A spatiotemporal bayesian Poisson conditionally autoregressive model [14
] was used to determine the risk-standardized rates of stroke recurrence for each county. The conditionally autoregressive model smoothed county risk estimates toward the mean risk of the adjacent counties to provide more precise and reliable estimates, especially for counties with small sample sizes [15
]. In addition, this model smoothed rates for each county across adjacent time periods, assuming that changes in rates across counties and over time occur without sudden great variations (i.e. great variations were considered sampling errors and were not included in the final figures). Patient characteristics were included as fixed effects and standardized as the difference from the national mean, providing risk-standardized 1-year recurrent stroke rates for each county. These rates were adjusted for county differences in patient demographics including age, medical history and the prevalence of comorbid conditions.

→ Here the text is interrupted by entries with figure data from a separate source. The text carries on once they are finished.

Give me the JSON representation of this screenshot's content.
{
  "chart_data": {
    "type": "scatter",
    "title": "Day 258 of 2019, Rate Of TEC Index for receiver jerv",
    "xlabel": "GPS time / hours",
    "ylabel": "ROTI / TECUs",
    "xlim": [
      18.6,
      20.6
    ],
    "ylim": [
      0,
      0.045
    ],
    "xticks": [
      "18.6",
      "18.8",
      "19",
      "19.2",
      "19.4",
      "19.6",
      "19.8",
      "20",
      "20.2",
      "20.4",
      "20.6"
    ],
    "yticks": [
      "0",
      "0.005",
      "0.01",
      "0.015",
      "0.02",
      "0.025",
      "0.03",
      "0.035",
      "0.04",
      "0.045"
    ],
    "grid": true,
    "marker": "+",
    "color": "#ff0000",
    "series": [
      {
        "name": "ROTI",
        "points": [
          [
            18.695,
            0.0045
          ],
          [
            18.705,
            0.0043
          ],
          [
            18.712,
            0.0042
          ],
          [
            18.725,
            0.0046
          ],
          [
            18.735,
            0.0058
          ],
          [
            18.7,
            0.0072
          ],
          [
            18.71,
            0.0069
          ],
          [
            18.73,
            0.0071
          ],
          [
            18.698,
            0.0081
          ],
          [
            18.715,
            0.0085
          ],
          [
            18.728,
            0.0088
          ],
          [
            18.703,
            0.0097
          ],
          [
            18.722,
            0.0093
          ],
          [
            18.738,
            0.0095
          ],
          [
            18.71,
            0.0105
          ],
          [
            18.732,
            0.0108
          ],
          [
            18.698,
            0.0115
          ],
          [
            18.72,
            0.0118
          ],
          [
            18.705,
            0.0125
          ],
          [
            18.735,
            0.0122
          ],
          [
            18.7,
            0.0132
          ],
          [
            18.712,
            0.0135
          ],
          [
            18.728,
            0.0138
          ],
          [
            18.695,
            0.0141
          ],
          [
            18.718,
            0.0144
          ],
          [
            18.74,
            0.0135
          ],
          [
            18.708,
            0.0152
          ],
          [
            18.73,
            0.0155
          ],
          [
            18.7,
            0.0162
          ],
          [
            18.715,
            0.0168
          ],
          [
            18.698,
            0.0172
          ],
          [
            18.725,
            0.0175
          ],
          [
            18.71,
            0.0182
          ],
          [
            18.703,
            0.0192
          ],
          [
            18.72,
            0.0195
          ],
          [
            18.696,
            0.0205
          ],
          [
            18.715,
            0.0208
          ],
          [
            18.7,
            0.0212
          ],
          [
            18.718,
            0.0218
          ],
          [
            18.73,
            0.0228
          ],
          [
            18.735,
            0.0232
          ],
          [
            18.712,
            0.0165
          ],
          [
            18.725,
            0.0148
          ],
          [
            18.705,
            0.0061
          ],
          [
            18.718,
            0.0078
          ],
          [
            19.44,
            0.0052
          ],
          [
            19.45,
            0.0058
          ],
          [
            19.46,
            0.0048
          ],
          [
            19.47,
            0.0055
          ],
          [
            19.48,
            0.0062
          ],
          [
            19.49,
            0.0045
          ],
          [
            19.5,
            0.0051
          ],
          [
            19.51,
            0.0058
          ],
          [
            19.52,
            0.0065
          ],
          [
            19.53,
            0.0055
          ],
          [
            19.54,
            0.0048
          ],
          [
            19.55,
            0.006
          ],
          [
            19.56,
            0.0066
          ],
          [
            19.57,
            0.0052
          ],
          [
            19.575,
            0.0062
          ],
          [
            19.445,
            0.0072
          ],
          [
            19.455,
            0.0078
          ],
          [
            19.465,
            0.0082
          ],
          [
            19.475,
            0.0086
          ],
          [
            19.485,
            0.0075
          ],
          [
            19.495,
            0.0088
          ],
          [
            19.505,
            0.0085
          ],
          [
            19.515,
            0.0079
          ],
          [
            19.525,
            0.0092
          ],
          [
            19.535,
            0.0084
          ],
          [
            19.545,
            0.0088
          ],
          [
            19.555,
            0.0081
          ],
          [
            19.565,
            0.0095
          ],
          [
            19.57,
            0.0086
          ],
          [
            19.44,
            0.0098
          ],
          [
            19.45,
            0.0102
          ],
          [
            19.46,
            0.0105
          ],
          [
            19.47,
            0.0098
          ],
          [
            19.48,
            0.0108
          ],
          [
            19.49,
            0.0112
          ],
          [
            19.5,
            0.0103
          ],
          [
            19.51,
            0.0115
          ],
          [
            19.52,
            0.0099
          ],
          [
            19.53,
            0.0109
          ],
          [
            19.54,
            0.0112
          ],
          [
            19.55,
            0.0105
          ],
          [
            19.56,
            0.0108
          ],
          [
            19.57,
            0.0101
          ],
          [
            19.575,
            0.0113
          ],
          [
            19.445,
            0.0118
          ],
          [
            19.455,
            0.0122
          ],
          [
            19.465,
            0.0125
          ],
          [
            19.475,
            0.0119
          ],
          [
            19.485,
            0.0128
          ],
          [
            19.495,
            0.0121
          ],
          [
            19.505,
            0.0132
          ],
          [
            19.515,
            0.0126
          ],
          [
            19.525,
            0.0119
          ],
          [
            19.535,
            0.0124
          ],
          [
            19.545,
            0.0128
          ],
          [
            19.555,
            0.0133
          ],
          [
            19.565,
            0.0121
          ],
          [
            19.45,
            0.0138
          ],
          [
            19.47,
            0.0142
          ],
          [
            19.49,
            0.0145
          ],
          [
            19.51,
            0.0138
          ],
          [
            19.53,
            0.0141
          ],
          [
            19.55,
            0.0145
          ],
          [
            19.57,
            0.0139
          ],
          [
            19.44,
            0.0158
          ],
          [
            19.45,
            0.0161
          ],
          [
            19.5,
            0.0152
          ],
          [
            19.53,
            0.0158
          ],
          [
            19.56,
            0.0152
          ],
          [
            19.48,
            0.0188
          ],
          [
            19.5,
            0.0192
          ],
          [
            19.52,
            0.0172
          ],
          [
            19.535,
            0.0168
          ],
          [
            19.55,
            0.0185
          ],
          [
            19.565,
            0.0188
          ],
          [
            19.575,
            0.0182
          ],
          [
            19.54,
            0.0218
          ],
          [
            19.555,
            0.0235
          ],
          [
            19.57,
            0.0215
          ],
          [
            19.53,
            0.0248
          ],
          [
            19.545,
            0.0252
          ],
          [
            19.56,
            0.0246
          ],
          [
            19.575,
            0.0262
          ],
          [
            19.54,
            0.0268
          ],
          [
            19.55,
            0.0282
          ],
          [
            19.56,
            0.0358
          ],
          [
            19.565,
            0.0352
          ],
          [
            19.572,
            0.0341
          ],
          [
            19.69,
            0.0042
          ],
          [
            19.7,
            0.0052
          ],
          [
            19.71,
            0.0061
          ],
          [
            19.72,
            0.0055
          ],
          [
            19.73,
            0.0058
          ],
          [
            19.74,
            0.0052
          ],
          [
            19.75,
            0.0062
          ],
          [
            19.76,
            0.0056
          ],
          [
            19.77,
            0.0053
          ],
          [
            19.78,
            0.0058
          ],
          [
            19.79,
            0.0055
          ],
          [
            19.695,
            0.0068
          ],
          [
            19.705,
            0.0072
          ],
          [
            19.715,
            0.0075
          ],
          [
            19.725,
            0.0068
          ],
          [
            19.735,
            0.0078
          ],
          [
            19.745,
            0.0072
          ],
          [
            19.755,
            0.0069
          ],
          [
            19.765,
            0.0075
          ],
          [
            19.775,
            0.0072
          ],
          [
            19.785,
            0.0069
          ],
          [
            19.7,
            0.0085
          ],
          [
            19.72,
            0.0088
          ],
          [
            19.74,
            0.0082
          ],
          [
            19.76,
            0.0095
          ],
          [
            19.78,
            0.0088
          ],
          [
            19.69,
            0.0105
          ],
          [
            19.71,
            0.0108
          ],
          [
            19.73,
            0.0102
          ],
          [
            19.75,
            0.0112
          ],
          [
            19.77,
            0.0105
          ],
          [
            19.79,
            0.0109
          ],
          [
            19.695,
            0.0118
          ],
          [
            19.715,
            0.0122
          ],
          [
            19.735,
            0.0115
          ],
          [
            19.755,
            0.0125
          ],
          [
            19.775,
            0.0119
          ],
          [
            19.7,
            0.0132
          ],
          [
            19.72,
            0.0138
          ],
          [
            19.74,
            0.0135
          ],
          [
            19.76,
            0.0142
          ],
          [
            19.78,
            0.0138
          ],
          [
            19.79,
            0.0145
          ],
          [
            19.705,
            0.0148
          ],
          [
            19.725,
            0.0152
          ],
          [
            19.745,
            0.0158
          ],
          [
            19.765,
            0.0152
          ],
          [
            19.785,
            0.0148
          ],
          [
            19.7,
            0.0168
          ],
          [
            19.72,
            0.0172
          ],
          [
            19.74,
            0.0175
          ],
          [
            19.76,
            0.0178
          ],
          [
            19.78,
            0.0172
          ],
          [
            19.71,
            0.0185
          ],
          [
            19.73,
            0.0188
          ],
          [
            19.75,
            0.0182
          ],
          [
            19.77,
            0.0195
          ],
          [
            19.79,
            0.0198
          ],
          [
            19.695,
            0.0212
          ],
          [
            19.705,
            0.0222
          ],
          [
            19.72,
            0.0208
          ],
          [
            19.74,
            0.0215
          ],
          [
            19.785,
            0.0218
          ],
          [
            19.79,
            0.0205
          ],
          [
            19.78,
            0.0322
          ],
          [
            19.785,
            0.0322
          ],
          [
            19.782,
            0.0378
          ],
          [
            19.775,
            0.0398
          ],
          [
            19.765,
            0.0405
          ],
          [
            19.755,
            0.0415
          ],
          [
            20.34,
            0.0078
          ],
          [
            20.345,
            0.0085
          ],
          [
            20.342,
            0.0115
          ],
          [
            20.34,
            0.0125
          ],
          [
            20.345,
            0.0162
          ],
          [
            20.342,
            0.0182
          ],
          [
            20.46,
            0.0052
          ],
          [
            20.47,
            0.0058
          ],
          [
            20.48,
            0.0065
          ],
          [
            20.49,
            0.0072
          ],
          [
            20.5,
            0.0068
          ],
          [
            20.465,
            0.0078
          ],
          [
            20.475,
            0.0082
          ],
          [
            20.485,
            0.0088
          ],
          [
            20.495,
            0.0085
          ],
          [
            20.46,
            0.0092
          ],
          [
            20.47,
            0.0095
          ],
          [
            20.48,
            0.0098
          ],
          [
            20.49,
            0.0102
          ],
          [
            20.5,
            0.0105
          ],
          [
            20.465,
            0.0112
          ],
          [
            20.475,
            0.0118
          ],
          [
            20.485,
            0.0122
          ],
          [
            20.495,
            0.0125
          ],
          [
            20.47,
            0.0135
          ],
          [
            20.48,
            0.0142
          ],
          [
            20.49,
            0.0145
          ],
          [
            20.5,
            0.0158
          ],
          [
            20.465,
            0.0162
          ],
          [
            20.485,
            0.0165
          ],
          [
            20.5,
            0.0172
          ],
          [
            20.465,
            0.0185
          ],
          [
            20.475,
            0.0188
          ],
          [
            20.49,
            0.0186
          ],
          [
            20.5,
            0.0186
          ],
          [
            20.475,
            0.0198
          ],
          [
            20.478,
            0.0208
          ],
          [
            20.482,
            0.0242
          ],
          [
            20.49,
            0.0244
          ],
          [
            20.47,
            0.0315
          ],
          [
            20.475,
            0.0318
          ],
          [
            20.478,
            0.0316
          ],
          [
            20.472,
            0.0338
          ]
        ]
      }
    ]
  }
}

Model parameters were estimated using Markov chain Monte Carlo simulation, a sampling algorithm used to estimate model parameters in bayesian analyses commonly used for small-area analyses in which rates are determined for relatively small, less populated geographic areas [16
]. An uncorrelated (heterogeneity) random effect was incorporated into the model to control for any extra-Poisson variation due to omitted variables, and the deviance information criterion [17
] was used to determine model goodness of fit.
The models were run on 3 parallel Gibbs sampler chains and monitored using sample autocorrelations within the chains, plots of sample traces and plots of the Gelman-Rubin reduction factor [18
]. Each chain was run for 50,000 iterations, with the first 20,000 iterations being discarded as preconvergence burn-in, and every 10th iteration was retained to reduce autocorrelation. Relative risk estimates and 95% credibility intervals were determined for all covariates. All bayesian modeling was performed with the 64-bit version of WinBUGS 1.4.3 [19
]. The risk-standardized 1-year recurrent ischemic stroke rates were mapped by county and classified by quintile. All maps were created using ArcGIS 9.2 by Esri.